In all curative ear troubles, due to mechanical causes, experience has taught most of us that the more specific results have usually been obtained by means of mechanical or surgical agencies, and in the domain of prophylaxis the same has been true, as in the example of impacted cerumen cited by the author in his paper. Even in the few remedies for which our Old-School colleagues claim the virtue of specifics, our use of the same agents in accordance with the law of similars has always shown the falsity of the claim and the narrow limitations of the specific action, as for example the demonstration that the action of quinine is after all limited in its antiperiodic efficacy to definite forms of tertian intermittents.

Would that there might be some solid ground on which to found our claims to specific remedies for the painful and often intractable diseases, especially of the middle ear and the labyrinth. It is astonishing what specific results sometimes attend the exercise of a little good “horse sense,” even against the general teachings of the books and the professors.

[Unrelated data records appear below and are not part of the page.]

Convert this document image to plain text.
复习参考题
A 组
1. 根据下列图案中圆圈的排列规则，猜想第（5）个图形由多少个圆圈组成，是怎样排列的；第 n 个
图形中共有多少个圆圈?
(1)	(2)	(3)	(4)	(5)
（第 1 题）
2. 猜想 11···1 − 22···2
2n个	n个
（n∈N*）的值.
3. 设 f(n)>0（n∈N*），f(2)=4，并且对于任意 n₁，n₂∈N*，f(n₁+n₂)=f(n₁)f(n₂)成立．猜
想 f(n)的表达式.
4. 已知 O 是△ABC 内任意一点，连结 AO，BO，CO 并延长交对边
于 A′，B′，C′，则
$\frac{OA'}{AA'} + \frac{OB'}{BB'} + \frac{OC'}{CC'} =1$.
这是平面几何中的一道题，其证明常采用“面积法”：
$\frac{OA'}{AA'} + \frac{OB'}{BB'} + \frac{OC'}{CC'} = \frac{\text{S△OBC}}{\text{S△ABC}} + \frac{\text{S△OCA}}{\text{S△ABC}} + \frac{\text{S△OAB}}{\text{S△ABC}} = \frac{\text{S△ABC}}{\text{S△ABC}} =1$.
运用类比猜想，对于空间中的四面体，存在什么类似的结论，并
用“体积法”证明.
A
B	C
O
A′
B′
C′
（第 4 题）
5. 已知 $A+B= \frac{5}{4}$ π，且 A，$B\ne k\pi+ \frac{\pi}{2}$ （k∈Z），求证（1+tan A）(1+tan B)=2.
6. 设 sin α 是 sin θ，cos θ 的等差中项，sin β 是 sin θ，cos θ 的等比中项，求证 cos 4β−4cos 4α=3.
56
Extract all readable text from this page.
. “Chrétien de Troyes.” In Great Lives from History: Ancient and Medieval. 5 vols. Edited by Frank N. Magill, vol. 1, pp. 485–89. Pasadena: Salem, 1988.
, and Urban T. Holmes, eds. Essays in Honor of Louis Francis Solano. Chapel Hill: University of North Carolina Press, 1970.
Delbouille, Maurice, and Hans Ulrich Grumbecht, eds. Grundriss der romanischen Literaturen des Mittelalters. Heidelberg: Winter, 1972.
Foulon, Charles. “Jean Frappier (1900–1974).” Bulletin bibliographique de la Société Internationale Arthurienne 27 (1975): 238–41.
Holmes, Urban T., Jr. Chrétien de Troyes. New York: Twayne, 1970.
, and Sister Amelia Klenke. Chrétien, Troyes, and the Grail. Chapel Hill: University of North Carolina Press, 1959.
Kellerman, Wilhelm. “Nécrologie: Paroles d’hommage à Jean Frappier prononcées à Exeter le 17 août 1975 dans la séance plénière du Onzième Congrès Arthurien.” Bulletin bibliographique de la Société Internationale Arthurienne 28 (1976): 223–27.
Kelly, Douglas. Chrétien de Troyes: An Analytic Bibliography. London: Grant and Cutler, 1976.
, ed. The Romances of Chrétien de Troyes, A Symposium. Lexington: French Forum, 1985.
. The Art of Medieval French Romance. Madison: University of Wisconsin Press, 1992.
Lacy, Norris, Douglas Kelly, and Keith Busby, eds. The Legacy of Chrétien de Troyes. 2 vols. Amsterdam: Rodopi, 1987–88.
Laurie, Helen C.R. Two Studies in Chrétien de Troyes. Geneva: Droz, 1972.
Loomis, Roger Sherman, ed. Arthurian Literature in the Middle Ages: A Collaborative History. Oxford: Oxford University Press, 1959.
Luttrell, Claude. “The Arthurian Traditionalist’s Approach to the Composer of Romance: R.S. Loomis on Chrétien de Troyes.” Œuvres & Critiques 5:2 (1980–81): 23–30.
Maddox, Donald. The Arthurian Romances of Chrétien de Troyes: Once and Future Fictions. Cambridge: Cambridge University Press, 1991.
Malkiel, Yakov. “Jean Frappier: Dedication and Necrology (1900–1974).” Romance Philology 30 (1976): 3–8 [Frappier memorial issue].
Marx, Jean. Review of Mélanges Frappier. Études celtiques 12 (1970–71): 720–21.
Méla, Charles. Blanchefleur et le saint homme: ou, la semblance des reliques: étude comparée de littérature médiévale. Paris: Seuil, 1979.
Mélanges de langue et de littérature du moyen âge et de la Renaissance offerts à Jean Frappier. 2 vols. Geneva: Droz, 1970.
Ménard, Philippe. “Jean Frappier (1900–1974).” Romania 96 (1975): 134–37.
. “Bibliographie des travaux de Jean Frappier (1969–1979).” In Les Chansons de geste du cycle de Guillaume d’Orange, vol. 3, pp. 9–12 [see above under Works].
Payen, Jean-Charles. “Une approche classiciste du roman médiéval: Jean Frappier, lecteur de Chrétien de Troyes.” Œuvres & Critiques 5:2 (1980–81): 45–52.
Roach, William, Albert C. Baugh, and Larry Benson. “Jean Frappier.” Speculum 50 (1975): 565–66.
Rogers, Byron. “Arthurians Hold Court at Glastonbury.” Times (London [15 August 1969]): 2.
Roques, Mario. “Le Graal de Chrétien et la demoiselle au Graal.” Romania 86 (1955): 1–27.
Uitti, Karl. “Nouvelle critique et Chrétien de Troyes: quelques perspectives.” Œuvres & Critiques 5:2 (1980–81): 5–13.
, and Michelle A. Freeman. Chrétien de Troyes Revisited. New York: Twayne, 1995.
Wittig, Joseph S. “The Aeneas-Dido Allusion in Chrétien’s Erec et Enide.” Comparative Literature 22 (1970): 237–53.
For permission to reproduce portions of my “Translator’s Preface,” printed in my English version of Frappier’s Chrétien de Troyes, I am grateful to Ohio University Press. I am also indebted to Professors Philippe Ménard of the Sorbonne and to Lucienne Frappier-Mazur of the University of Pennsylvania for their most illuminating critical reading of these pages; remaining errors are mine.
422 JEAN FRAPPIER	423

In one of our first cases of suppurative otitis media, after cleansing the meatus thoroughly twice a day for two weeks, following the dressing with pledgets of absorbent cotton in he outlet, with no appreciable diminution of the discharge, the mother of the patient blandly suggested that the ear might do better if stooping the canal with cotton were discontinued; and as soon as it could be done without sacrificing the dignity of the doctor, the advice was acted upon to the great benefit of the patient and subsequent advantage to the doctor-loose bandages, allowing free vent to the pus, being substituted.